04/09/2019 libro

Beate Klarsfeld: "En los aos 60 an haba leyes en Alemania que impedan enjuiciar a los nazis"

En el libro "Memorias" Beate y Serge Klarsfeld dejan testimonio de las acciones que llevaron adelante a partir de la década del 60 para lograr el señalamiento y detención de nazis, responsables de la deportación y muerte de miles de judíos durante la Segunda Guerra Mundial, especialmente en Francia.


Beate Künzel, nacida en Alemania en 1939 e hija de un soldado de las fuerzas armadas del ejército nazi, conoció a Serge en un subte parisino a los 21 años, e inmediatamente se unieron conformando una pareja guiada no solo por el amor sino por la búsqueda de justicia.

Serge, nacido en Rumania en 1935 en una familia judía que a comienzos de la Segunda Guerra Mundial se trasladó a Francia, cargaba sobre sus espaldas el secuestro de su padre en Niza durante la ocupación nazi y la posterior muerte en Auschwitz.

Beate y Serge trascendieron como los "cazadores de nazis", que buscaron a través de escraches impedir que los responsables de crímenes de guerra que habían actuado en la Francia ocupada por el ejército alemán accedieran y se mantuvieran en cargos de alta responsabilidad en Alemania.

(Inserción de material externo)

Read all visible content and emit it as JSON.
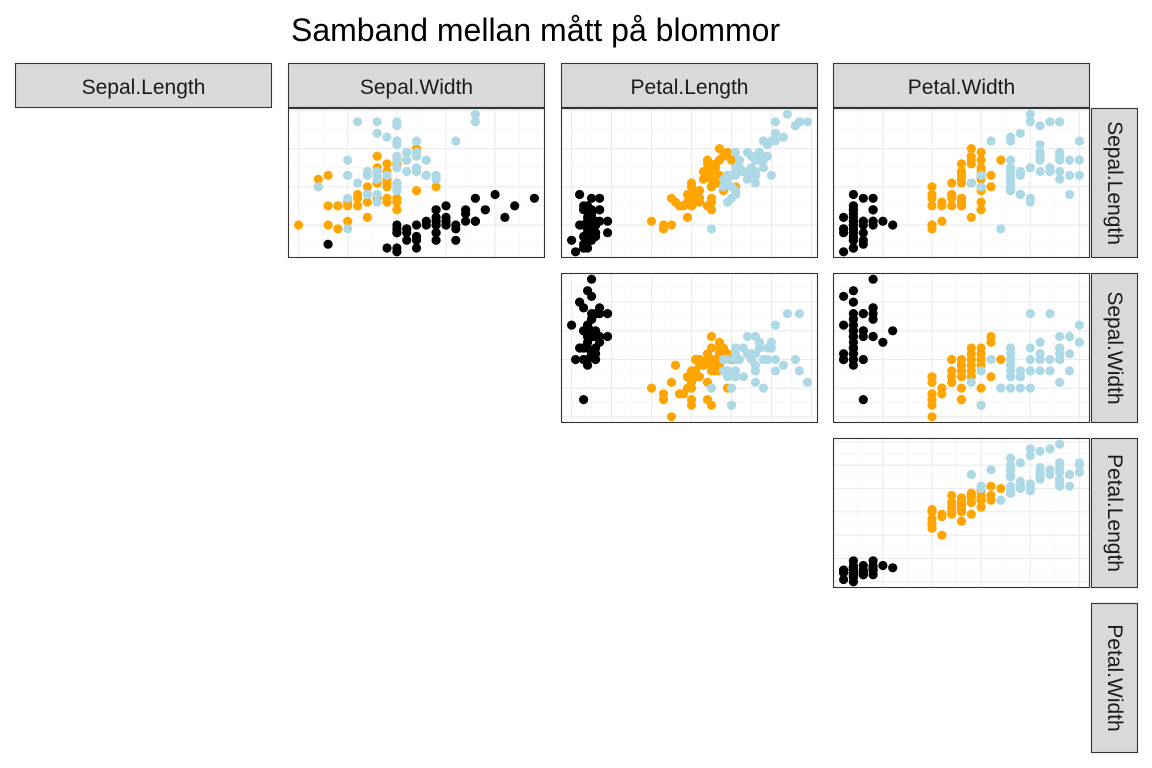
{
  "chart_data": {
    "type": "scatter",
    "title": "Samband mellan mått på blommor",
    "variables": [
      "Sepal.Length",
      "Sepal.Width",
      "Petal.Length",
      "Petal.Width"
    ],
    "layout": "upper-triangle-pairs",
    "grid": true,
    "legend": "none",
    "colors": [
      "#000000",
      "#FFA500",
      "#ADD8E6"
    ],
    "panels": [
      {
        "x": "Sepal.Width",
        "y": "Sepal.Length"
      },
      {
        "x": "Petal.Length",
        "y": "Sepal.Length"
      },
      {
        "x": "Petal.Width",
        "y": "Sepal.Length"
      },
      {
        "x": "Petal.Length",
        "y": "Sepal.Width"
      },
      {
        "x": "Petal.Width",
        "y": "Sepal.Width"
      },
      {
        "x": "Petal.Width",
        "y": "Petal.Length"
      }
    ],
    "ranges": {
      "Sepal.Length": [
        4.3,
        7.9
      ],
      "Sepal.Width": [
        2.0,
        4.4
      ],
      "Petal.Length": [
        1.0,
        6.9
      ],
      "Petal.Width": [
        0.1,
        2.5
      ]
    },
    "groups": [
      {
        "color": "#000000",
        "points": [
          [
            5.1,
            3.5,
            1.4,
            0.2
          ],
          [
            4.9,
            3.0,
            1.4,
            0.2
          ],
          [
            4.7,
            3.2,
            1.3,
            0.2
          ],
          [
            4.6,
            3.1,
            1.5,
            0.2
          ],
          [
            5.0,
            3.6,
            1.4,
            0.2
          ],
          [
            5.4,
            3.9,
            1.7,
            0.4
          ],
          [
            4.6,
            3.4,
            1.4,
            0.3
          ],
          [
            5.0,
            3.4,
            1.5,
            0.2
          ],
          [
            4.4,
            2.9,
            1.4,
            0.2
          ],
          [
            4.9,
            3.1,
            1.5,
            0.1
          ],
          [
            5.4,
            3.7,
            1.5,
            0.2
          ],
          [
            4.8,
            3.4,
            1.6,
            0.2
          ],
          [
            4.8,
            3.0,
            1.4,
            0.1
          ],
          [
            4.3,
            3.0,
            1.1,
            0.1
          ],
          [
            5.8,
            4.0,
            1.2,
            0.2
          ],
          [
            5.7,
            4.4,
            1.5,
            0.4
          ],
          [
            5.4,
            3.9,
            1.3,
            0.4
          ],
          [
            5.1,
            3.5,
            1.4,
            0.3
          ],
          [
            5.7,
            3.8,
            1.7,
            0.3
          ],
          [
            5.1,
            3.8,
            1.5,
            0.3
          ],
          [
            5.4,
            3.4,
            1.7,
            0.2
          ],
          [
            5.1,
            3.7,
            1.5,
            0.4
          ],
          [
            4.6,
            3.6,
            1.0,
            0.2
          ],
          [
            5.1,
            3.3,
            1.7,
            0.5
          ],
          [
            4.8,
            3.4,
            1.9,
            0.2
          ],
          [
            5.0,
            3.0,
            1.6,
            0.2
          ],
          [
            5.0,
            3.4,
            1.6,
            0.4
          ],
          [
            5.2,
            3.5,
            1.5,
            0.2
          ],
          [
            5.2,
            3.4,
            1.4,
            0.2
          ],
          [
            4.7,
            3.2,
            1.6,
            0.2
          ],
          [
            4.8,
            3.1,
            1.6,
            0.2
          ],
          [
            5.4,
            3.4,
            1.5,
            0.4
          ],
          [
            5.2,
            4.1,
            1.5,
            0.1
          ],
          [
            5.5,
            4.2,
            1.4,
            0.2
          ],
          [
            4.9,
            3.1,
            1.5,
            0.2
          ],
          [
            5.0,
            3.2,
            1.2,
            0.2
          ],
          [
            5.5,
            3.5,
            1.3,
            0.2
          ],
          [
            4.9,
            3.6,
            1.4,
            0.1
          ],
          [
            4.4,
            3.0,
            1.3,
            0.2
          ],
          [
            5.1,
            3.4,
            1.5,
            0.2
          ],
          [
            5.0,
            3.5,
            1.3,
            0.3
          ],
          [
            4.5,
            2.3,
            1.3,
            0.3
          ],
          [
            4.4,
            3.2,
            1.3,
            0.2
          ],
          [
            5.0,
            3.5,
            1.6,
            0.6
          ],
          [
            5.1,
            3.8,
            1.9,
            0.4
          ],
          [
            4.8,
            3.0,
            1.4,
            0.3
          ],
          [
            5.1,
            3.8,
            1.6,
            0.2
          ],
          [
            4.6,
            3.2,
            1.4,
            0.2
          ],
          [
            5.3,
            3.7,
            1.5,
            0.2
          ],
          [
            5.0,
            3.3,
            1.4,
            0.2
          ]
        ]
      },
      {
        "color": "#FFA500",
        "points": [
          [
            7.0,
            3.2,
            4.7,
            1.4
          ],
          [
            6.4,
            3.2,
            4.5,
            1.5
          ],
          [
            6.9,
            3.1,
            4.9,
            1.5
          ],
          [
            5.5,
            2.3,
            4.0,
            1.3
          ],
          [
            6.5,
            2.8,
            4.6,
            1.5
          ],
          [
            5.7,
            2.8,
            4.5,
            1.3
          ],
          [
            6.3,
            3.3,
            4.7,
            1.6
          ],
          [
            4.9,
            2.4,
            3.3,
            1.0
          ],
          [
            6.6,
            2.9,
            4.6,
            1.3
          ],
          [
            5.2,
            2.7,
            3.9,
            1.4
          ],
          [
            5.0,
            2.0,
            3.5,
            1.0
          ],
          [
            5.9,
            3.0,
            4.2,
            1.5
          ],
          [
            6.0,
            2.2,
            4.0,
            1.0
          ],
          [
            6.1,
            2.9,
            4.7,
            1.4
          ],
          [
            5.6,
            2.9,
            3.6,
            1.3
          ],
          [
            6.7,
            3.1,
            4.4,
            1.4
          ],
          [
            5.6,
            3.0,
            4.5,
            1.5
          ],
          [
            5.8,
            2.7,
            4.1,
            1.0
          ],
          [
            6.2,
            2.2,
            4.5,
            1.5
          ],
          [
            5.6,
            2.5,
            3.9,
            1.1
          ],
          [
            5.9,
            3.2,
            4.8,
            1.8
          ],
          [
            6.1,
            2.8,
            4.0,
            1.3
          ],
          [
            6.3,
            2.5,
            4.9,
            1.5
          ],
          [
            6.1,
            2.8,
            4.7,
            1.2
          ],
          [
            6.4,
            2.9,
            4.3,
            1.3
          ],
          [
            6.6,
            3.0,
            4.4,
            1.4
          ],
          [
            6.8,
            2.8,
            4.8,
            1.4
          ],
          [
            6.7,
            3.0,
            5.0,
            1.7
          ],
          [
            6.0,
            2.9,
            4.5,
            1.5
          ],
          [
            5.7,
            2.6,
            3.5,
            1.0
          ],
          [
            5.5,
            2.4,
            3.8,
            1.1
          ],
          [
            5.5,
            2.4,
            3.7,
            1.0
          ],
          [
            5.8,
            2.7,
            3.9,
            1.2
          ],
          [
            6.0,
            2.7,
            5.1,
            1.6
          ],
          [
            5.4,
            3.0,
            4.5,
            1.5
          ],
          [
            6.0,
            3.4,
            4.5,
            1.6
          ],
          [
            6.7,
            3.1,
            4.7,
            1.5
          ],
          [
            6.3,
            2.3,
            4.4,
            1.3
          ],
          [
            5.6,
            3.0,
            4.1,
            1.3
          ],
          [
            5.5,
            2.5,
            4.0,
            1.3
          ],
          [
            5.5,
            2.6,
            4.4,
            1.2
          ],
          [
            6.1,
            3.0,
            4.6,
            1.4
          ],
          [
            5.8,
            2.6,
            4.0,
            1.2
          ],
          [
            5.0,
            2.3,
            3.3,
            1.0
          ],
          [
            5.6,
            2.7,
            4.2,
            1.3
          ],
          [
            5.7,
            3.0,
            4.2,
            1.2
          ],
          [
            5.7,
            2.9,
            4.2,
            1.3
          ],
          [
            6.2,
            2.9,
            4.3,
            1.3
          ],
          [
            5.1,
            2.5,
            3.0,
            1.1
          ],
          [
            5.7,
            2.8,
            4.1,
            1.3
          ]
        ]
      },
      {
        "color": "#ADD8E6",
        "points": [
          [
            6.3,
            3.3,
            6.0,
            2.5
          ],
          [
            5.8,
            2.7,
            5.1,
            1.9
          ],
          [
            7.1,
            3.0,
            5.9,
            2.1
          ],
          [
            6.3,
            2.9,
            5.6,
            1.8
          ],
          [
            6.5,
            3.0,
            5.8,
            2.2
          ],
          [
            7.6,
            3.0,
            6.6,
            2.1
          ],
          [
            4.9,
            2.5,
            4.5,
            1.7
          ],
          [
            7.3,
            2.9,
            6.3,
            1.8
          ],
          [
            6.7,
            2.5,
            5.8,
            1.8
          ],
          [
            7.2,
            3.6,
            6.1,
            2.5
          ],
          [
            6.5,
            3.2,
            5.1,
            2.0
          ],
          [
            6.4,
            2.7,
            5.3,
            1.9
          ],
          [
            6.8,
            3.0,
            5.5,
            2.1
          ],
          [
            5.7,
            2.5,
            5.0,
            2.0
          ],
          [
            5.8,
            2.8,
            5.1,
            2.4
          ],
          [
            6.4,
            3.2,
            5.3,
            2.3
          ],
          [
            6.5,
            3.0,
            5.5,
            1.8
          ],
          [
            7.7,
            3.8,
            6.7,
            2.2
          ],
          [
            7.7,
            2.6,
            6.9,
            2.3
          ],
          [
            6.0,
            2.2,
            5.0,
            1.5
          ],
          [
            6.9,
            3.2,
            5.7,
            2.3
          ],
          [
            5.6,
            2.8,
            4.9,
            2.0
          ],
          [
            7.7,
            2.8,
            6.7,
            2.0
          ],
          [
            6.3,
            2.7,
            4.9,
            1.8
          ],
          [
            6.7,
            3.3,
            5.7,
            2.1
          ],
          [
            7.2,
            3.2,
            6.0,
            1.8
          ],
          [
            6.2,
            2.8,
            4.8,
            1.8
          ],
          [
            6.1,
            3.0,
            4.9,
            1.8
          ],
          [
            6.4,
            2.8,
            5.6,
            2.1
          ],
          [
            7.2,
            3.0,
            5.8,
            1.6
          ],
          [
            7.4,
            2.8,
            6.1,
            1.9
          ],
          [
            7.9,
            3.8,
            6.4,
            2.0
          ],
          [
            6.4,
            2.8,
            5.6,
            2.2
          ],
          [
            6.3,
            2.8,
            5.1,
            1.5
          ],
          [
            6.1,
            2.6,
            5.6,
            1.4
          ],
          [
            7.7,
            3.0,
            6.1,
            2.3
          ],
          [
            6.3,
            3.4,
            5.6,
            2.4
          ],
          [
            6.4,
            3.1,
            5.5,
            1.8
          ],
          [
            6.0,
            3.0,
            4.8,
            1.8
          ],
          [
            6.9,
            3.1,
            5.4,
            2.1
          ],
          [
            6.7,
            3.1,
            5.6,
            2.4
          ],
          [
            6.9,
            3.1,
            5.1,
            2.3
          ],
          [
            5.8,
            2.7,
            5.1,
            1.9
          ],
          [
            6.8,
            3.2,
            5.9,
            2.3
          ],
          [
            6.7,
            3.3,
            5.7,
            2.5
          ],
          [
            6.7,
            3.0,
            5.2,
            2.3
          ],
          [
            6.3,
            2.5,
            5.0,
            1.9
          ],
          [
            6.5,
            3.0,
            5.2,
            2.0
          ],
          [
            6.2,
            3.4,
            5.4,
            2.3
          ],
          [
            5.9,
            3.0,
            5.1,
            1.8
          ]
        ]
      }
    ]
  }
}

Apoyados por sobrevivientes de los campos de exterminio e hijos de víctimas del Holocausto, la pareja logró que se juzgue y condene en Alemania en 1979 a Kurt Lischka, Ernst Heinrichsohn y Herbert Hagen, responsables de la deportación de miles de judíos en Francia.

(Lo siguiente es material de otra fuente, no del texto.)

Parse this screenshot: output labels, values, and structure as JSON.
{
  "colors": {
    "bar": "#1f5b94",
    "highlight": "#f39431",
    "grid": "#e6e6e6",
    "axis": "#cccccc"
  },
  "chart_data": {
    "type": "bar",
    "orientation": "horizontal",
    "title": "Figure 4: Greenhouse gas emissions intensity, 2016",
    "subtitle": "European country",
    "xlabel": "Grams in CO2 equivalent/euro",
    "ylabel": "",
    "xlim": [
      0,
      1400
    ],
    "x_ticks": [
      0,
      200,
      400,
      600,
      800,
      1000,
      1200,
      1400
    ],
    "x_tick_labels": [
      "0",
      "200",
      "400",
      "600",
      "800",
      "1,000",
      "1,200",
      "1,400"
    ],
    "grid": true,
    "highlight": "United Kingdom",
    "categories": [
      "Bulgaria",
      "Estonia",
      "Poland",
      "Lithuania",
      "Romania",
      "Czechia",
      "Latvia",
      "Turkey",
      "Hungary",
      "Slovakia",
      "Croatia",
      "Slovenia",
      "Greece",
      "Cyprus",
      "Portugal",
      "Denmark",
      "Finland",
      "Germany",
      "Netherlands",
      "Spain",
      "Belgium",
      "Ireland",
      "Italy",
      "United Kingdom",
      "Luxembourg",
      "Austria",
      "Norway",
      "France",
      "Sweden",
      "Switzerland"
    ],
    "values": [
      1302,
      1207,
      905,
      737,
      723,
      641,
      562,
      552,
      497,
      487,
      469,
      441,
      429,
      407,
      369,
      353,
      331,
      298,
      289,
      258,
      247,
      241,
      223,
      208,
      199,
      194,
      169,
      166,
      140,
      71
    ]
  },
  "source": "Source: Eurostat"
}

Uno de los hechos que dio notoriedad pública a Beate fue el enfrentamiento que en 1968 tuvo con el Canciller alemán Kurt Kiesinger, a quien en una convención de la Unión Demócrata Cristiana lo abofeteó y le recriminó su intervención en la propaganda nazi, exigiéndole la renuncia.

De la misma manera, llegaron hasta América del Sur y trabajaron para que desde Bolivia el jerarca nazi Klaus Barbie, acusado de torturar hasta la muerte al máximo dirigente de la resistencia en Francia y de la muerte de 41 niños judíos, sea expatriado, juzgado y condenado a cadena perpetua.

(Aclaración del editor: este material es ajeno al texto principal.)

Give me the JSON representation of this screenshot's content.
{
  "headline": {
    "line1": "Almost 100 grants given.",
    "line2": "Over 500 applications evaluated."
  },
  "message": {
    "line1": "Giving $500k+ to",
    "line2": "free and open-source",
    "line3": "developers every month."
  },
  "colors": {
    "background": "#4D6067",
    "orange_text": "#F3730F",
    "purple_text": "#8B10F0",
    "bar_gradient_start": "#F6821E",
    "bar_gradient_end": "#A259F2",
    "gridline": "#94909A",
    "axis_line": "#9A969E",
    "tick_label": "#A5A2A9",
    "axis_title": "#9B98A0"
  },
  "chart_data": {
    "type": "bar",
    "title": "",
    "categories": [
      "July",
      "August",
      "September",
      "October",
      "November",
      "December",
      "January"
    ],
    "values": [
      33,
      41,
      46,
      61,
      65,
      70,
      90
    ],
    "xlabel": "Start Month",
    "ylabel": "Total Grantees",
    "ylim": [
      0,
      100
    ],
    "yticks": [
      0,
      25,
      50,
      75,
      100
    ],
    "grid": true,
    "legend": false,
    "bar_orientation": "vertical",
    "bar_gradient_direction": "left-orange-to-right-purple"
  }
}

De visita en Buenos Aires, Beate Klarsfeld y su hijo Arno, que abraza la causa de sus padres, dialogaron con Télam a raíz del libro de más de 700 páginas editado por Libros del Zorzal y Edhasa.

- Télam: ¿Luego de los juicios de Nuremberg, qué sucedía social y políticamente en Alemania que impedía que otros ex nazis fueran juzgados por crímenes de guerra?
- Beate Klarsfeld: En los 60 aún había una ley en Alemania que impedía los juicios, los archivos eran accesibles pero los fiscales no actuaban, los nazis estaban en el Parlamento y era muy difícil desactivar eso porque la sociedad política alemana no quería los juicios y la justicia no era independiente.

Hubo un caso emblemático que cambió la legislación, el de un guardia de un campo de concentración que fue extraditado para su juzgamiento. Si bien ese cambio en la ley debió haber ocurrido 50 años antes, al menos la sociedad alemana tomó conciencia de que se debía juzgar hasta llegar al último responsable. Simón Wiesenthal decía que los responsables debían ser juzgados hasta el último soplo.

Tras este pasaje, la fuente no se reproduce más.